I experienced care, support and guidance to a level I have never received anywhere else I have visited in New Zealand or overseas. It was very special to know that the staff at Government House are so proactive in ensuring that visits by people with disabilities are welcome. If available a sign language interpreter will be provided on request. Signed tours are publicised with Deaf Aotearoa. There were several children on my tour and I was given the opportunity to explain that Jay would not work properly if they walked on my left and they were not to pat, distract or tease him during the tour as he had a job to do.

The areas we visited were all on ground level and are completely accessible. The corridors are wide so wheelchairs can manoeuvre without difficulty. There was little concern shown when my dog lay on the beautiful specially woven carpets, especially the one which can be shaved. It is a privilege to visit this home and view the wonderful art, furniture and gifts presented to New Zealand by visiting heads of state and royalty.

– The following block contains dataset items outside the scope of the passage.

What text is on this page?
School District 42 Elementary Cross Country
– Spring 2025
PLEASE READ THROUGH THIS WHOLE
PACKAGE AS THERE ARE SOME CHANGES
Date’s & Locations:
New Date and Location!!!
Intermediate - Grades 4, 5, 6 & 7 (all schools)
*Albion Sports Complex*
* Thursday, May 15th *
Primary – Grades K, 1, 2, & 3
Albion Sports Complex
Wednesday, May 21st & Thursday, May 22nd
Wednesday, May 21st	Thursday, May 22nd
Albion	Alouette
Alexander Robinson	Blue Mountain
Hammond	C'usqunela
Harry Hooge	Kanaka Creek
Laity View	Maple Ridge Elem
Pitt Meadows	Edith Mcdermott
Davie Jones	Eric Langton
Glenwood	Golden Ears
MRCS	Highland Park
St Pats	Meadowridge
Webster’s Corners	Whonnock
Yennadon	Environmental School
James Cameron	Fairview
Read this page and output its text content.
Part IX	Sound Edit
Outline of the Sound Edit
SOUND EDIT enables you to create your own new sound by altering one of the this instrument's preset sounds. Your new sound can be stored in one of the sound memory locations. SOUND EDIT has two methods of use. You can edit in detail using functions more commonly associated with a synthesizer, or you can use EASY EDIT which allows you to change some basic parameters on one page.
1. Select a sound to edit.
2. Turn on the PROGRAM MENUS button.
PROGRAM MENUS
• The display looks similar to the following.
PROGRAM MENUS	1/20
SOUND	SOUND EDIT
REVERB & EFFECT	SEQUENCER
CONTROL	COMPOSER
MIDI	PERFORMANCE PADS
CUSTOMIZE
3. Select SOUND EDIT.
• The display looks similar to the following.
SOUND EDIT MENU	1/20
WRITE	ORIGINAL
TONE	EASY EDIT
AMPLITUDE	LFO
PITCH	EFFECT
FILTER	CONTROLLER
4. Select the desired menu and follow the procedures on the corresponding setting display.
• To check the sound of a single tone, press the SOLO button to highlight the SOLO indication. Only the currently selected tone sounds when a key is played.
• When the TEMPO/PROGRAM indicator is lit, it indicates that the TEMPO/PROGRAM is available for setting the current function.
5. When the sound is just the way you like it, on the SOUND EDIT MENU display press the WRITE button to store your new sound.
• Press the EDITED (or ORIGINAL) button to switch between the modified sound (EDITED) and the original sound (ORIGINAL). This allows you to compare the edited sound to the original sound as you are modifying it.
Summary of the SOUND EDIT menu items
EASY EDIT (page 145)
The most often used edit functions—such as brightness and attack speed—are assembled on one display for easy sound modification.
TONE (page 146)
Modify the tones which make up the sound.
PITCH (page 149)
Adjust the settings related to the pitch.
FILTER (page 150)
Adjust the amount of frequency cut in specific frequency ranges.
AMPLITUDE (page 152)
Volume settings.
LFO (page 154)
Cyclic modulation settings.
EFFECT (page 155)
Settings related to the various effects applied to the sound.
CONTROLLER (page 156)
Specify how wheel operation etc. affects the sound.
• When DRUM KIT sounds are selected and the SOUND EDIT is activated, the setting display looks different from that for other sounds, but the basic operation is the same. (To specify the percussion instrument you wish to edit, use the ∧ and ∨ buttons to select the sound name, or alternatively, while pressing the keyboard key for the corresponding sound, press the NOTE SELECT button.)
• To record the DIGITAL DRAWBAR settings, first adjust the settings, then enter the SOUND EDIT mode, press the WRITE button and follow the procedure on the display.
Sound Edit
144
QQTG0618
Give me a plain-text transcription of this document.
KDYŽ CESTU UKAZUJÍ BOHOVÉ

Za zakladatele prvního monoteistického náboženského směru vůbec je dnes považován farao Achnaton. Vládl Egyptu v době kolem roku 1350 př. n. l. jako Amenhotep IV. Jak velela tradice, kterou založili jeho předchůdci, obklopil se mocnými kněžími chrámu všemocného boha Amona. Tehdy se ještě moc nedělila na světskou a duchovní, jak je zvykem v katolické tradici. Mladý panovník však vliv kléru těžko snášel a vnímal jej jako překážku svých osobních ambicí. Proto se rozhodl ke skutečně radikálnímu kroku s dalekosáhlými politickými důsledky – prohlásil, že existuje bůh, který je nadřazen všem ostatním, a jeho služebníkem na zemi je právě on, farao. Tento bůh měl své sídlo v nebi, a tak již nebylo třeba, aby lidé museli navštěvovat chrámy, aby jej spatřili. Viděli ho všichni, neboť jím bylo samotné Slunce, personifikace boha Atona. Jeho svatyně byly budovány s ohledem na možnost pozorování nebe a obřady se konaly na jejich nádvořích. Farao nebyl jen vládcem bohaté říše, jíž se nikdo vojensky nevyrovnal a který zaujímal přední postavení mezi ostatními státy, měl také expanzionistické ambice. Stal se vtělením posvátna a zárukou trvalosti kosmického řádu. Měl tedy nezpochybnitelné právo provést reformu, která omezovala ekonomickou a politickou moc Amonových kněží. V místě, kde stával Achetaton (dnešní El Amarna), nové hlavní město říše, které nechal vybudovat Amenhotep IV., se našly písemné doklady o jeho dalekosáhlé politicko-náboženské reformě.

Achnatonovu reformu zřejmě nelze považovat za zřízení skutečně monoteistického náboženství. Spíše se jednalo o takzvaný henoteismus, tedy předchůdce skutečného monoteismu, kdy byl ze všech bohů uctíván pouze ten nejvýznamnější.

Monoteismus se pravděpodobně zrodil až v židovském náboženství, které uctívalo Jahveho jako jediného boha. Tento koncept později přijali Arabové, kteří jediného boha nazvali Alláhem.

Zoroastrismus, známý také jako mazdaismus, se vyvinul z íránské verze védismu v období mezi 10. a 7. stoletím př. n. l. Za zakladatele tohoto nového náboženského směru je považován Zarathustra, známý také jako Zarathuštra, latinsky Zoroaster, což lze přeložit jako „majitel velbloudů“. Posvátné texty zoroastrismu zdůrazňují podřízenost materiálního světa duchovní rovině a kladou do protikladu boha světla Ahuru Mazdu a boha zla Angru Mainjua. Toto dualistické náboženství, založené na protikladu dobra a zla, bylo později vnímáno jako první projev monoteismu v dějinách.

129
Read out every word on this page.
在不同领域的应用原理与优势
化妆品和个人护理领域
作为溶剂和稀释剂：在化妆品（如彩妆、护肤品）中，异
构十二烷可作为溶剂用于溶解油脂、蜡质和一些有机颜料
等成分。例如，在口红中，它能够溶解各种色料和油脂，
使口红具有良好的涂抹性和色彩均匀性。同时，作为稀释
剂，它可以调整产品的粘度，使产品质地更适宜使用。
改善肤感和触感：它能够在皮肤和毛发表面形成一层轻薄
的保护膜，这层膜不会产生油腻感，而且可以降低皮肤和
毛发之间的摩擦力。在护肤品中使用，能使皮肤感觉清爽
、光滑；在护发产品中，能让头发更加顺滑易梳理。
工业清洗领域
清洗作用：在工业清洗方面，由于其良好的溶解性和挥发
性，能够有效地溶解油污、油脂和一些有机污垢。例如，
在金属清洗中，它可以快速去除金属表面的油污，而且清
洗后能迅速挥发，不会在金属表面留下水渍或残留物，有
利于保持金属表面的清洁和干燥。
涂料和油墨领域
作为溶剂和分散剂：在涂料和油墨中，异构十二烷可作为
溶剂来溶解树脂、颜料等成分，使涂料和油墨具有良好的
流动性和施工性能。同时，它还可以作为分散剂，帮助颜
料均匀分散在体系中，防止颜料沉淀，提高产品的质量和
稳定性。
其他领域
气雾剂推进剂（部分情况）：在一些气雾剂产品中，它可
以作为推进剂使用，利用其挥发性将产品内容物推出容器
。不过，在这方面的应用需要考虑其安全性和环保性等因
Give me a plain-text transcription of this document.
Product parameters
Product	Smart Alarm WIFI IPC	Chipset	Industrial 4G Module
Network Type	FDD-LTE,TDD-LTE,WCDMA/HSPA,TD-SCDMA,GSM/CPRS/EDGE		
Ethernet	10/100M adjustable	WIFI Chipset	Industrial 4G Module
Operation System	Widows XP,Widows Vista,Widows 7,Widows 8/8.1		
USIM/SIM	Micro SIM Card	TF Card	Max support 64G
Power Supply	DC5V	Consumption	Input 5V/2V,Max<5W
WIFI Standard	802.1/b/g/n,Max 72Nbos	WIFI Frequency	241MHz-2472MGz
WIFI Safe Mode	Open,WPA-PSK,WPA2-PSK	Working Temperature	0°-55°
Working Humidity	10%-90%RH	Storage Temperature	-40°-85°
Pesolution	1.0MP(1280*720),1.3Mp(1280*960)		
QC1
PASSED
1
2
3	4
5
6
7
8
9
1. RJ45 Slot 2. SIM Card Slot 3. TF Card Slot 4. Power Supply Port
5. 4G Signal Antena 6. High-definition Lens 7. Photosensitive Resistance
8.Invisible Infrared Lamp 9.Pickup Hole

At the conclusion of the tour we visited the remnants of the asylum which originally inhabited these beautiful grounds. The ascent involves steps and the descent a very steep footpath back to the Visitors Centre which would prove difficult for wheelchairs users.

I was given the opportunity to offer suggestions about making the tours more accessible before I left. This was also a first for me. I would highly recommend registering for one of these tours if you are in Wellington, but please inform the staff of your needs before arriving so they can prepare and ensure your experience is amazing.

My only disappointment was that Dame Patsy Reddy was not in residence, Jay had definitely hoped he could meet her and her dog.

 

This is my access story, it is one of many. I'm sharing it because I want a law that puts accessibility at the heart of an inclusive Aotearoa New Zealand.